In the frenzy of Manhattan, the New York Encounter was the last thing that Dario and Monica (who considers herself an adopted New Yorker, having lived in the Big Apple for a number of years) expected to find. At first they felt as if the Encounter were somewhat “outside of time,” but “then you rediscover the energy and tension of the city.” They could see it in the meeting with the college students that Fr. Carrón held in the ballroom of the hotel where the event took place. “It’s a short clip in the film, but we were there to see these young people full of hope, entrusting their questions about life to Fr. Carrón and desiring an all-encompassing answer.”
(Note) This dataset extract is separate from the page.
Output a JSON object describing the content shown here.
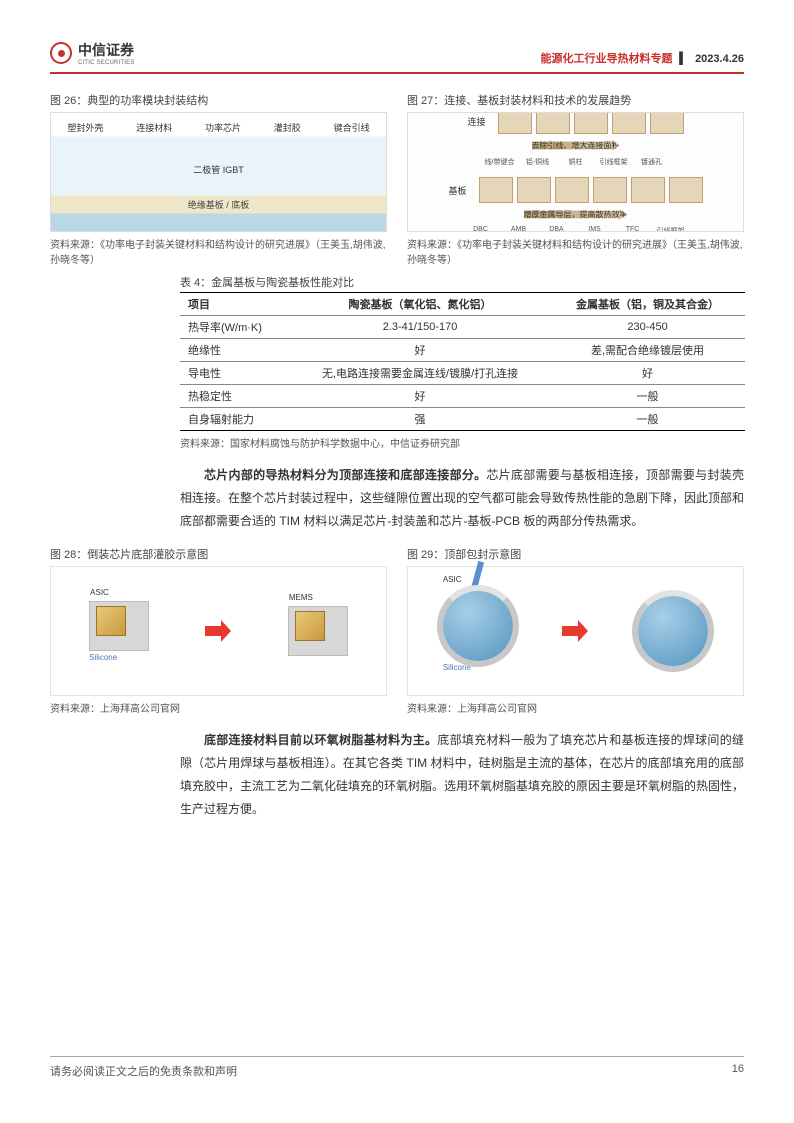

“There is one thing that, over time, paved the way for me,” says Monica. “The relationship with Carrón, which was an ongoing discovery. I was always trying to be myself, with my own history and doubts, even my doubts about the truth of the Movement. What struck me about him and helped me along was, on the one hand, the lack of judgment in the shallow sense of the term–in the sense of a prejudice–and, at the same time, a very clear judgment about things. It pushes you to look at the facts, at people and at relationships, entering into them with all your humanity and your reason, which always puts you in a different starting point than the one imposed by the common mentality. It pushes you to go to the bottom of things.” “Carrón became my friend,” says Dario.“This unexpected fact remained with me through the whole process, and afterward.” Among their travels was a trip to Spain to shoot an interview with the priest. “We wanted to go back to where his story began, to uncover the deeper sense of his journey. He was very patient with us. Since it was a chronological account, the lighting for the beginning had to be the morning light of dawn, no other time would do. And the last light had to be that of sunset.”

The Whole and Its Parts
After months of work, they had completed the final edit. At the end of August, after a sneak preview during the Assembly of the Responsibles in La Thuile, Carrón said, “It’s a really beautiful video, but for me what is even greater is the possibility of a friendship beyond what a mere collaboration could have brought about. I thank you for this, because we don’t know what will happen with the film, but we can be sure that the friendship that has begun will remain.” “That was everything,” says Dario. Monica adds, “It was an adventure, in which we used all of our experience, but even more than that it was a journey of discovery that overtook me, because nothing is as it was a year ago. The title The Beautiful Road refers to the story in the video, but also to the road that we walked. I can really say the whole is greater than the sum of the parts, and this applies to us as well.”